If Québec wants to protect the integrity of their French culture, perhaps it’s time to focus their energy on fixing their infrastructure and political structure before worrying about what types of words are used to describe Italian cuisine.



  1. What an embarrassing pile of garbage. Bill 101 is not new, it was enacted as law 35 years ago. It has not caused turmoil at all, and is supported by the vast majority of Quebecers. It provided clear rules for the entire society on language issues, to replace the free-for-all of Anglophone business managements forcing the French majority to work in their second language. Language legislation is common all over the world, levelling the playing field anywhere a minority with economic clout (like the Anglophone business class in Quebec) ignores the language of the majority and obliges the majority to shop and work in the minority language, limiting the career potential of the majority in their own province, state or country.

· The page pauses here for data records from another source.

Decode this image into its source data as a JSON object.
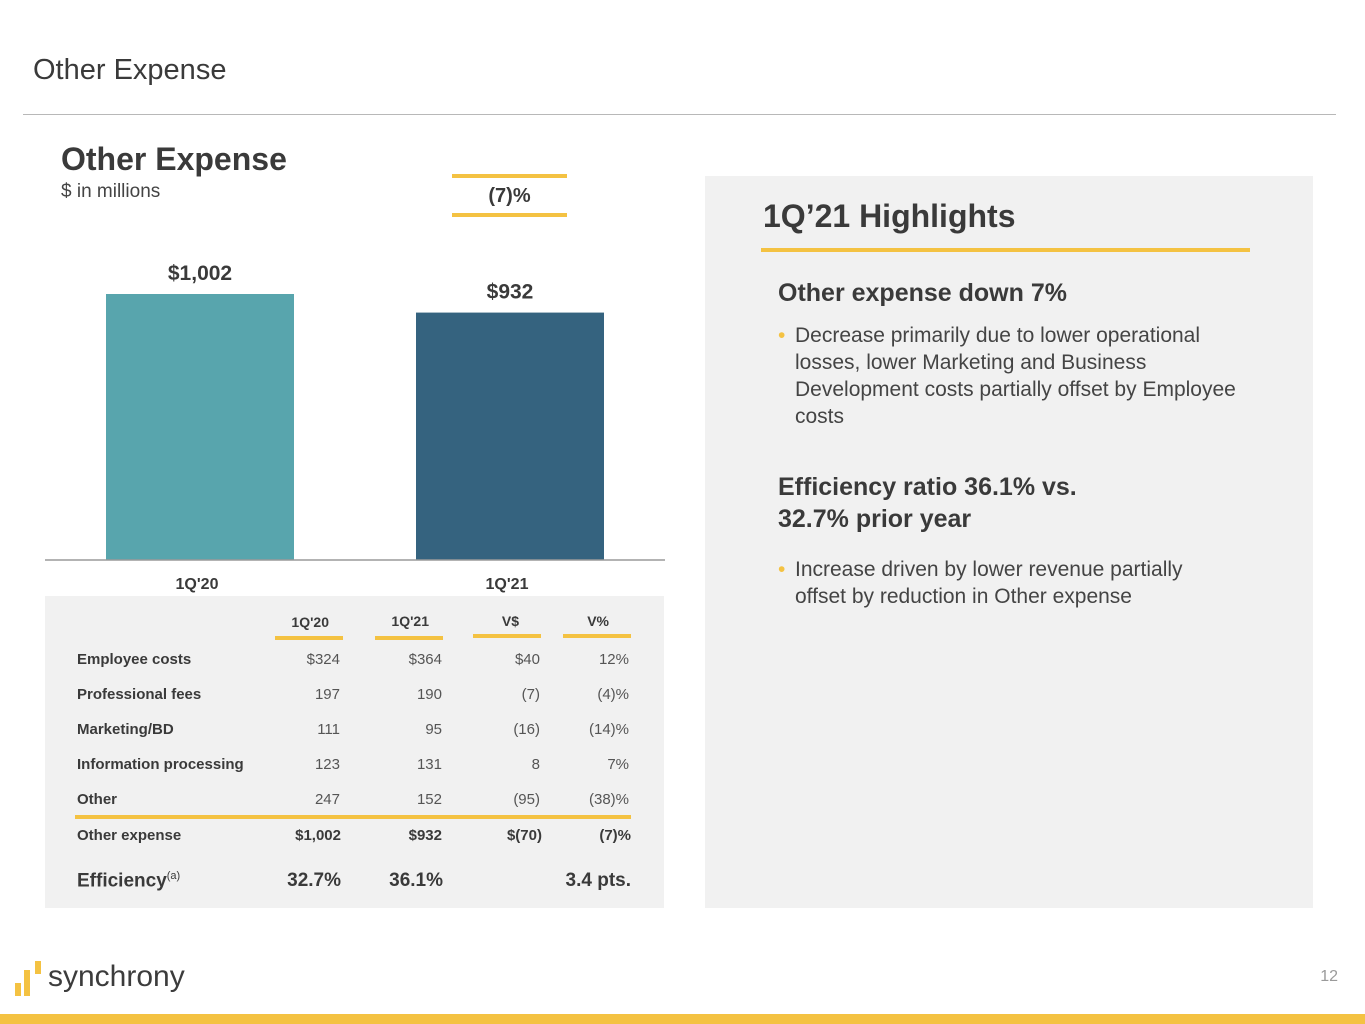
{
  "page": {
    "title": "Other Expense",
    "page_number": "12"
  },
  "chart": {
    "title": "Other Expense",
    "subtitle": "$ in millions",
    "change_label": "(7)%"
  },
  "chart_data": {
    "type": "bar",
    "categories": [
      "1Q'20",
      "1Q'21"
    ],
    "values": [
      1002,
      932
    ],
    "value_labels": [
      "$1,002",
      "$932"
    ],
    "colors": [
      "#58a5ad",
      "#35637f"
    ],
    "ylim": [
      0,
      1002
    ],
    "grid": false,
    "title": "",
    "xlabel": "",
    "ylabel": ""
  },
  "table": {
    "headers": [
      "1Q'20",
      "1Q'21",
      "V$",
      "V%"
    ],
    "rows": [
      {
        "label": "Employee costs",
        "values": [
          "$324",
          "$364",
          "$40",
          "12%"
        ]
      },
      {
        "label": "Professional fees",
        "values": [
          "197",
          "190",
          "(7)",
          "(4)%"
        ]
      },
      {
        "label": "Marketing/BD",
        "values": [
          "111",
          "95",
          "(16)",
          "(14)%"
        ]
      },
      {
        "label": "Information processing",
        "values": [
          "123",
          "131",
          "8",
          "7%"
        ]
      },
      {
        "label": "Other",
        "values": [
          "247",
          "152",
          "(95)",
          "(38)%"
        ]
      }
    ],
    "total": {
      "label": "Other expense",
      "values": [
        "$1,002",
        "$932",
        "$(70)",
        "(7)%"
      ]
    },
    "efficiency": {
      "label": "Efficiency",
      "footnote": "(a)",
      "values": [
        "32.7%",
        "36.1%",
        "",
        "3.4 pts."
      ]
    }
  },
  "highlights": {
    "title": "1Q’21 Highlights",
    "sections": [
      {
        "heading": "Other expense down 7%",
        "bullet": "Decrease primarily due to lower operational losses, lower Marketing and Business Development costs partially offset by Employee costs"
      },
      {
        "heading": "Efficiency ratio 36.1% vs. 32.7% prior year",
        "bullet": "Increase driven by lower revenue partially offset by reduction in Other expense"
      }
    ]
  },
  "footer": {
    "logo_text": "synchrony",
    "brand_color": "#f4c242"
  }
}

    The inaccuracies (or lies) in this article are too numerous to mention, but some of the most outrageous must be countered. There are no “restrictions minimizing English speakers” in businesses. The law states that for businesses with more than fifty employees, the language of operations must be French. In BC (where I just visited), I don’t know of any 50+ employee businesses that don’t operate in the majority language of the province (English). Are the Francophones in BC (or the Sikhs, or the Chinese) hard done by because of this? No, because they are bilingual and know the majority language enough to get by. Most Anglophones in Quebec are bilingual.

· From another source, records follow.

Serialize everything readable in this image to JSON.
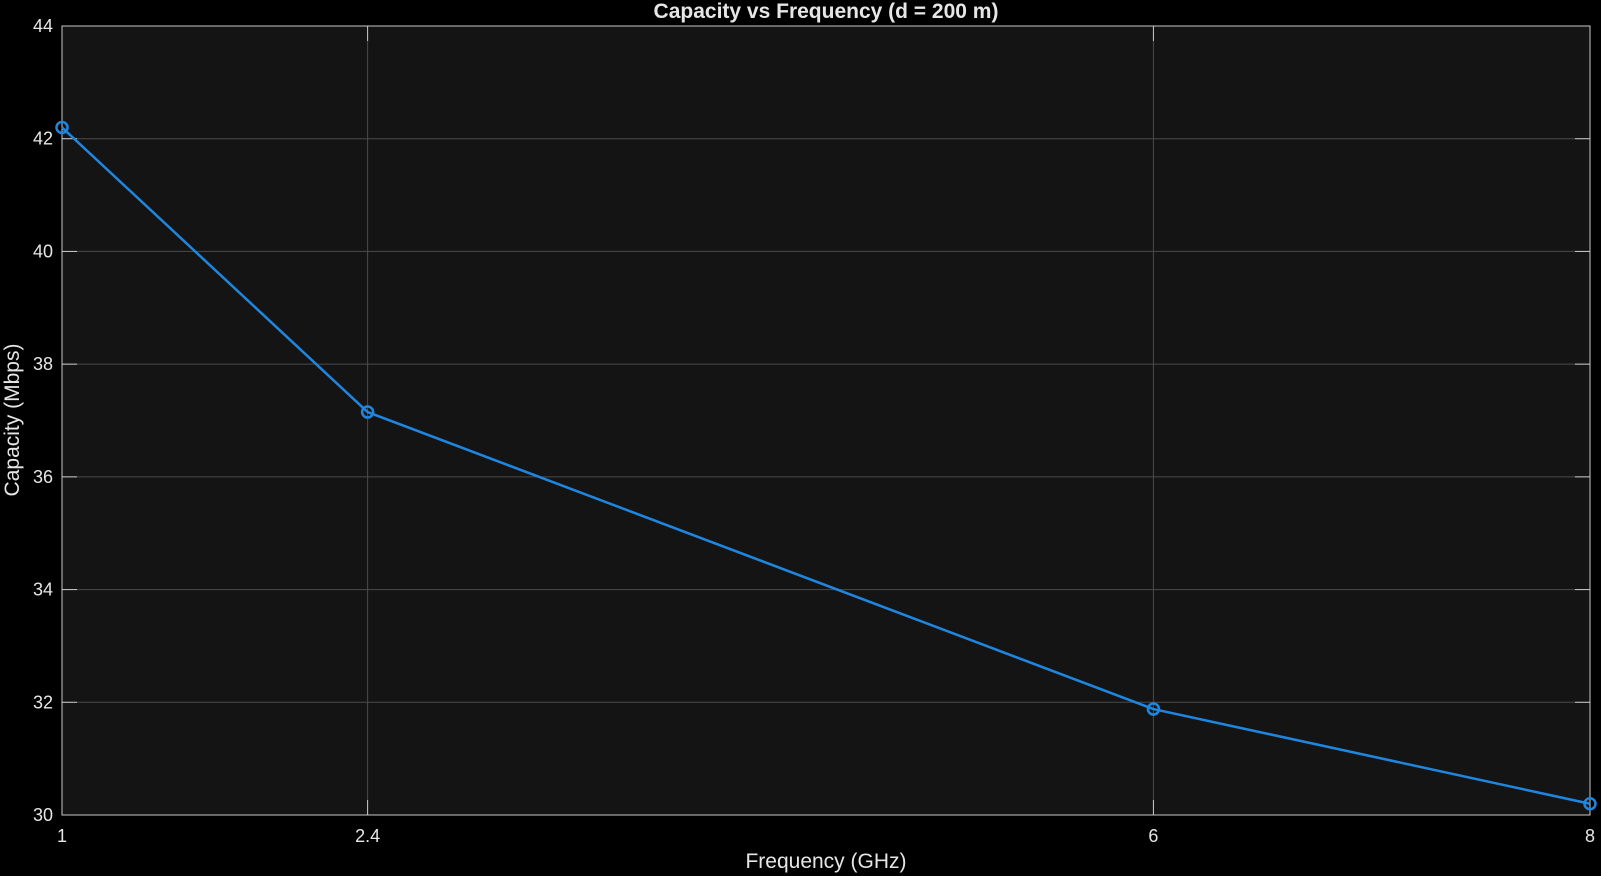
{
  "chart_data": {
    "type": "line",
    "title": "Capacity vs Frequency (d = 200 m)",
    "xlabel": "Frequency (GHz)",
    "ylabel": "Capacity (Mbps)",
    "xlim": [
      1,
      8
    ],
    "ylim": [
      30,
      44
    ],
    "xticks": [
      1,
      2.4,
      6,
      8
    ],
    "yticks": [
      30,
      32,
      34,
      36,
      38,
      40,
      42,
      44
    ],
    "grid": true,
    "series": [
      {
        "x": [
          1,
          2.4,
          6,
          8
        ],
        "values": [
          42.2,
          37.15,
          31.88,
          30.2
        ],
        "color": "#1f86e0",
        "marker": "circle"
      }
    ],
    "colors": {
      "figure_background": "#000000",
      "axes_background": "#141414",
      "grid": "#4a4a4a",
      "axis_line": "#c8c8c8",
      "text": "#e6e6e6"
    }
  }
}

    And municipalities are not “punished” for having too many English speakers. That’s insane. Some municipalities have a bilingual status and can carry on their municipal business principally in English, even though their populations are over fifty percent Francophone. There are proposals of some of them losing their bilingual or Anglophone municipality status. How many Ontario towns carry on their municipal business in French when the majority is Anglophone? Again, very normal.

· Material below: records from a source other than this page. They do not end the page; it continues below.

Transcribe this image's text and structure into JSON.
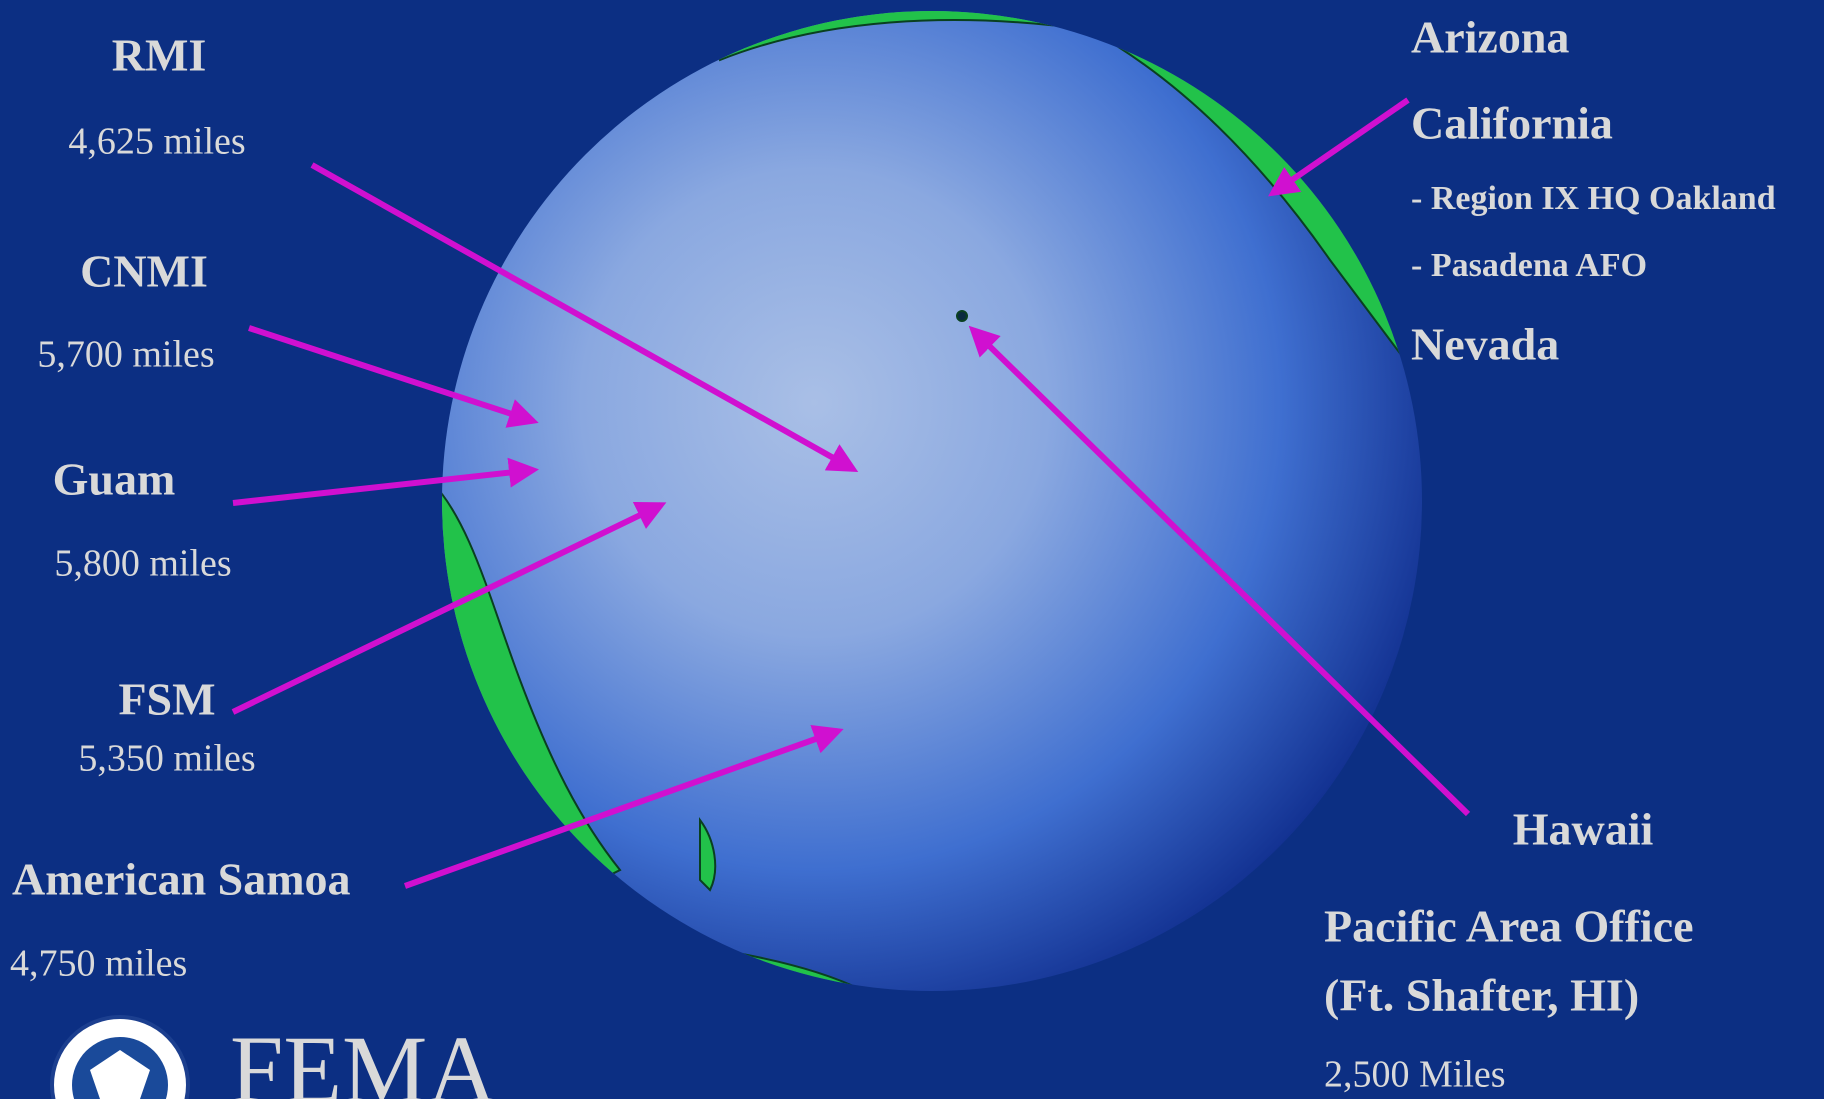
{
  "left_labels": [
    {
      "name": "RMI",
      "distance": "4,625 miles"
    },
    {
      "name": "CNMI",
      "distance": "5,700 miles"
    },
    {
      "name": "Guam",
      "distance": "5,800 miles"
    },
    {
      "name": "FSM",
      "distance": "5,350 miles"
    },
    {
      "name": "American Samoa",
      "distance": "4,750 miles"
    }
  ],
  "right_labels": {
    "states": [
      "Arizona",
      "California",
      "- Region IX HQ Oakland",
      "- Pasadena AFO",
      "Nevada"
    ],
    "hawaii": "Hawaii",
    "office": [
      "Pacific Area Office",
      "(Ft. Shafter, HI)"
    ],
    "distance": "2,500 Miles"
  },
  "logo": {
    "text": "FEMA"
  }
}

    Many Quebec Anglophones like myself think the media in the rest of the country has gone off the deep end with their criticisms of Quebec. I was in BC recently and saw NO French ANYWHERE. At least in Quebec the signage is bilingual and English services are readily available practically everywhere. English Canada has a common public language, English, that Francophones, Sikhs, Chinese and First Nations peoples all respect and use in public interactions. No one is hard done by by this. It’s just the same in Quebec. But the common, public language is French. Simple.

  2. As for Pastagate, the word “pasta” did not appear as one of the offending words in the letter sent to the restaurant. The inspector did probably mention it to the restauranteur directly, but they were other, less recognizable terms that were cited in the letter (which has circulated in French media, but not in English media). Also, the problem is never with the fact that there is an Italian word, or an English word – it’s that there is NO ACCOMPANYING FRENCH. Bilingual signage, menus, documentation is all fine, as long as the French (the majority language) is there as well. Once again, perfectly understandable. But it sells newspapers when English media listens to one side of the story and blows everything out of proportion.

    There would be no need for language legislation if Anglophones in Quebec respected the common, public language of Quebec the way Francophones and other linguistic minorities respect English as the common public language in the rest of the country.

    Quebec is not “crumbling”. I’ve lived in BC, in Ontario and travelled plenty and it’s the greatest, most stimulating place to live in Canada, IMO. Most of my Anglo-Quebec compatriots would agree, or they would not be living here.

    It’s Quebecers themselves that are “placing a critical eye” on their own “state” (as this author so awkwardly puts it). Other jurisdictions in Canada would do well to take a look under the rug as well. Much of the graft and collusion the Charbonneau Commission is uncovering in Quebec isn’t even illegal in some provinces.